Traditionally, we could solve this issue by employing a CTE to perform our aggregation, and join to this calculated set from our main query:

WITH avg_month AS (
  SELECT date_part('month', sale_date) as month,
  		 date_part('year', sale_date) as year,
  		 avg(quantity * unit_cost) as average
  FROM public.sales
  GROUP BY date_part('month', sale_date), date_part('year', sale_date)
)
SELECT salesperson,
	   sale_date,
       quantity * unit_cost,
       avg_month.average AS month_avg
FROM public.sales
INNER JOIN avg_month ON avg_month.month = date_part('month', sale_date)
AND						avg_month.year = date_part('year', sale_date)
ORDER BY salesperson, sale_date DESC;

The output of which starts to look like this:

salesperson sale_date ?column? month_avg
Bob 2018-06-24 52 135
Bob 2018-06-13 192 135
Bob 2018-05-25 192 135
Bob 2018-05-02 26 135
John 2018-06-29 468 135
John 2018-06-15 156 135
John 2018-06-12 96 135
John 2018-06-03 156 135
John 2018-06-03 60 135
John 2018-05-27 52 135
John 2018-05-26 156 135
John 2018-05-14 96 135
June 2018-05-27 468 135
June 2018-05-27 20 135
June 2018-05-13 156 135
Sally 2018-06-24 20 135
Sally 2018-06-13 130 135
Sally 2018-06-02 26 135
Sally 2018-05-25 130 135
Sally 2018-05-13 60 135

We can simplify the query above greatly with the use of window functions.

SELECT salesperson, sale_date, (quantity * unit_cost),
	   avg(quantity * unit_cost) OVER (
         PARTITION BY date_part('month', sale_date), date_part('year', sale_date)
       ) as month_avg
FROM public.sales
ORDER BY salesperson, sale_date DESC;

This offers the same result, with a much cleaner query experience.

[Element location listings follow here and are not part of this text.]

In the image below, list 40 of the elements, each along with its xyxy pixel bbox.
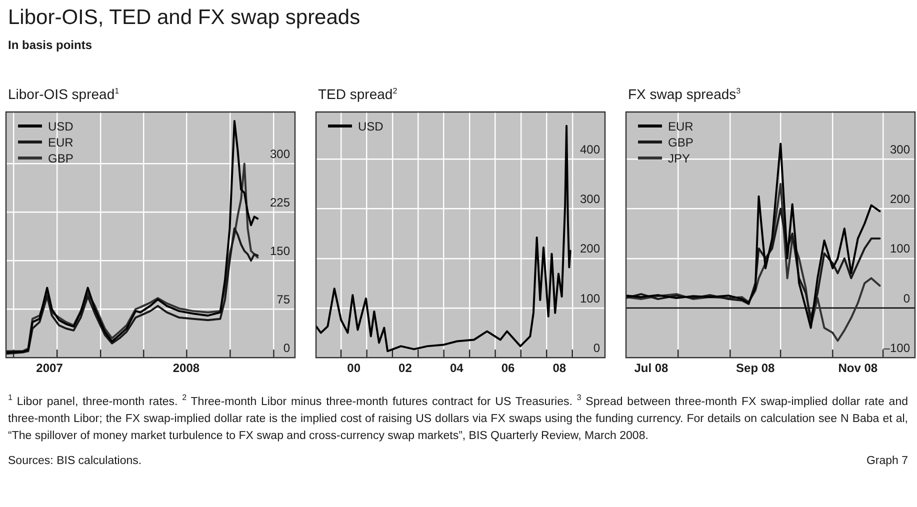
y-tick-label: 150 (270, 244, 290, 258)
y-tick-label: 100 (580, 291, 600, 306)
x-tick-label: 04 (450, 361, 464, 376)
y-tick-label: 200 (580, 242, 600, 256)
y-tick-label: 300 (890, 142, 910, 156)
y-tick-label: 225 (270, 195, 290, 210)
x-tick-label: 02 (398, 361, 412, 376)
x-tick-label: Jul 08 (634, 361, 669, 376)
y-tick-label: 100 (890, 242, 910, 256)
y-tick-label: 0 (283, 340, 290, 355)
legend-label: GBP (668, 135, 694, 150)
y-tick-label: 0 (903, 291, 910, 306)
chart-title: Libor-OIS spread$^{1}$ (8, 86, 120, 102)
x-tick-label: 2007 (36, 361, 64, 376)
chart-title: TED spread$^{2}$ (318, 86, 398, 102)
x-tick-label: Nov 08 (838, 361, 878, 376)
source-note: Sources: BIS calculations. (8, 454, 142, 469)
y-tick-label: 0 (593, 340, 600, 355)
text: $^{1}$ Libor panel, three-month rates. $^{2}$ Three-month Libor minus three-month futures contract for US Treasuries. $^{3}$ Spread between three-month FX swap-implied dollar rate and three-month Libor; the FX swap-implied dollar rate is the implied cost of raising US dollars via FX swaps using the funding currency. For details on calculation see N Baba et al, “The spillover of money market turbulence to FX swap and cross-currency swap markets”, BIS Quarterly Review, March 2008. (8, 393, 908, 444)
y-tick-label: 400 (580, 142, 600, 156)
legend-label: GBP (48, 151, 74, 166)
y-tick-label: 200 (890, 192, 910, 206)
chart-title: FX swap spreads$^{3}$ (628, 86, 741, 102)
x-tick-label: 06 (501, 361, 515, 376)
legend-label: JPY (668, 151, 690, 166)
y-tick-label: –100 (883, 340, 910, 355)
legend-label: USD (358, 119, 384, 134)
x-tick-label: 00 (347, 361, 361, 376)
x-tick-label: 08 (552, 361, 566, 376)
text: In basis points (8, 38, 92, 52)
y-tick-label: 75 (276, 292, 290, 306)
y-tick-label: 300 (580, 192, 600, 206)
x-tick-label: 2008 (172, 361, 200, 376)
y-tick-label: 300 (270, 147, 290, 162)
x-tick-label: Sep 08 (736, 361, 776, 376)
legend-label: EUR (48, 135, 74, 150)
legend-label: EUR (668, 119, 694, 134)
text: Libor-OIS, TED and FX swap spreads (8, 6, 360, 30)
legend-label: USD (48, 119, 74, 134)
caption: Graph 7 (866, 454, 908, 469)
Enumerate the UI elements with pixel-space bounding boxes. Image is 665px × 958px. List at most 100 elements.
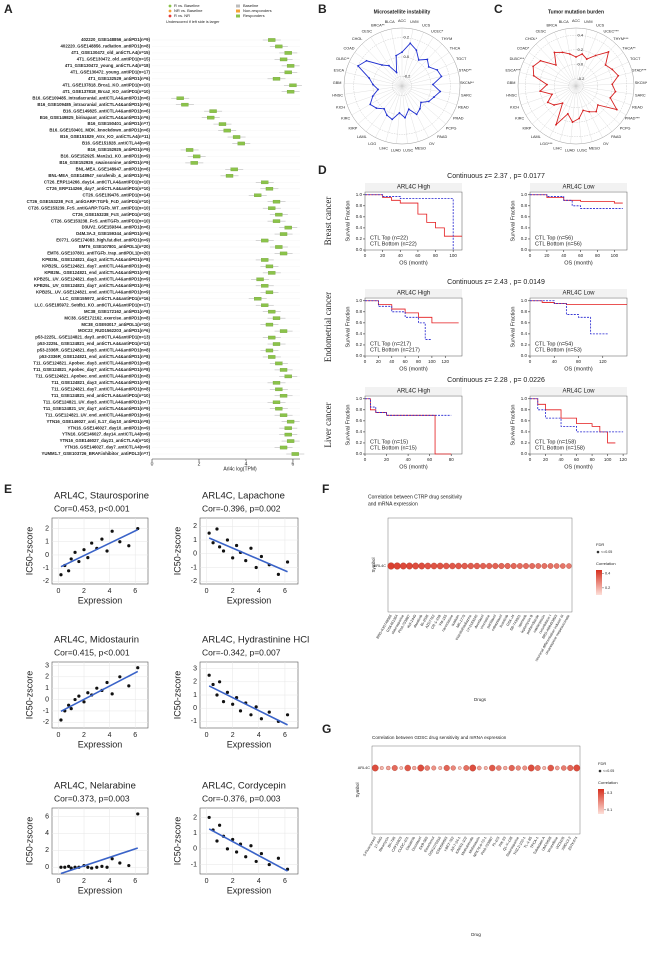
legend-label: CTL Top (n=217) bbox=[370, 341, 411, 347]
box bbox=[286, 90, 295, 94]
panel-label: E bbox=[4, 482, 12, 496]
scatter-point bbox=[77, 694, 81, 698]
axis-label: ACC bbox=[398, 19, 406, 23]
x-tick-label: 6 bbox=[133, 878, 137, 885]
axis-label: ESCA bbox=[334, 69, 345, 73]
dot bbox=[477, 765, 482, 771]
spoke bbox=[575, 72, 633, 87]
radar-point bbox=[555, 123, 557, 126]
y-tick-label: -2 bbox=[43, 578, 49, 585]
legend-label: Non-responders bbox=[243, 8, 272, 13]
radar-point bbox=[404, 116, 406, 119]
row-label: KPB25L_GSE124821_end_antiCTLA4&antiPD1(n… bbox=[44, 270, 150, 275]
y-tick-label: 0.0 bbox=[521, 451, 528, 456]
scatter-point bbox=[118, 675, 122, 679]
plot-title: ARL4C Low bbox=[562, 185, 595, 191]
plot-frame bbox=[51, 661, 149, 729]
radar-point bbox=[398, 112, 401, 114]
y-axis-label: IC50-zscore bbox=[172, 527, 182, 576]
x-tick-label: 80 bbox=[433, 253, 439, 258]
axis-label: SKCM* bbox=[635, 81, 648, 85]
scatter-point bbox=[218, 545, 222, 549]
plot-title: ARL4C, Hydrastinine HCl bbox=[202, 635, 309, 646]
x-tick-label: 0 bbox=[205, 588, 209, 595]
scatter-point bbox=[211, 682, 215, 687]
plot-frame bbox=[51, 807, 149, 875]
scatter-point bbox=[127, 544, 131, 548]
x-tick-label: 100 bbox=[428, 359, 436, 364]
scatter-point bbox=[110, 857, 114, 861]
radar-point bbox=[551, 93, 553, 96]
scatter-point bbox=[118, 861, 122, 865]
dot bbox=[504, 563, 511, 569]
title-strip bbox=[530, 387, 627, 395]
trend-line bbox=[208, 537, 288, 573]
spoke bbox=[549, 85, 577, 138]
dot bbox=[387, 562, 395, 570]
row-label: EMT6_GSE107801_antiPDL1(n=20) bbox=[79, 244, 151, 249]
legend-marker bbox=[598, 769, 602, 773]
x-tick-label: dasatinib bbox=[413, 614, 424, 628]
scatter-point bbox=[285, 560, 290, 564]
axis-label: LUSC bbox=[403, 149, 413, 153]
row-label: T11_GSE124821_UV_day7_antiCTLA4&antiPD1(… bbox=[43, 406, 150, 411]
legend-swatch bbox=[236, 14, 240, 18]
axis-label: KIRP bbox=[522, 127, 531, 131]
x-tick-label: Dasatinib bbox=[405, 836, 416, 851]
row-label: B16_GSE150401_antiPD1(n=7) bbox=[88, 121, 151, 126]
scatter-point bbox=[225, 847, 230, 851]
row-label: 4T1_GSE130472_old_antiPD1(n=15) bbox=[77, 57, 151, 62]
radar-point bbox=[539, 90, 542, 93]
radar-point bbox=[561, 51, 564, 54]
dot bbox=[469, 764, 477, 772]
y-tick-label: 1 bbox=[193, 830, 197, 837]
dot bbox=[496, 765, 502, 771]
y-tick-label: 1 bbox=[193, 537, 197, 544]
radar-point bbox=[553, 51, 556, 54]
y-tick-label: 1.0 bbox=[356, 192, 363, 197]
scatter-point bbox=[267, 710, 271, 714]
axis-label: UCEC*** bbox=[604, 29, 620, 33]
axis-label: READ bbox=[632, 105, 643, 109]
panel-label: F bbox=[322, 482, 329, 496]
axis-label: TGCT bbox=[456, 57, 467, 61]
survival-curve bbox=[365, 194, 462, 237]
y-tick-label: 0.0 bbox=[521, 247, 528, 252]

To look into this data a little further, and perform the same operation over the salesperson’s averages, we simply swap out the PARTITION BY expression:

SELECT salesperson, sale_date, (quantity * unit_cost),
	   avg(quantity * unit_cost) OVER (
         PARTITION BY salesperson
       ) as month_avg
FROM public.sales
ORDER BY salesperson, sale_date DESC;

This now tells us how each of the saleperson’s sales performed against their average.

Functions

With a basic understanding of the windowing function framework and how it can be applied to your queries, any of the supported functions can be use. The actual documentation of these functions can be found in the AWS documentation for Redshift, so I won’t reproduce that material here.

The list of functions are:

  • AVG
  • COUNT
  • CUME_DIST
  • DENSE_RANK
  • FIRST_VALUE
  • LAST_VALUE
  • LAG
  • LEAD
  • LISTAGG
  • MAX
  • MEDIAN
  • MIN
  • NTH_VALUE
  • NTILE
  • PERCENT_RANK
  • PERCENTILE_CONT
  • PERCENTILE_DISC
  • RANK
  • RATIO_TO_REPORT
  • ROW_NUMBER
  • STDDEV_SAMP
  • STDDEV_POP
  • SUM
  • VAR_SAMP
  • VAR_POP

In future articles I’ll cover these functions and how they can be used to perform analysis over your datasets.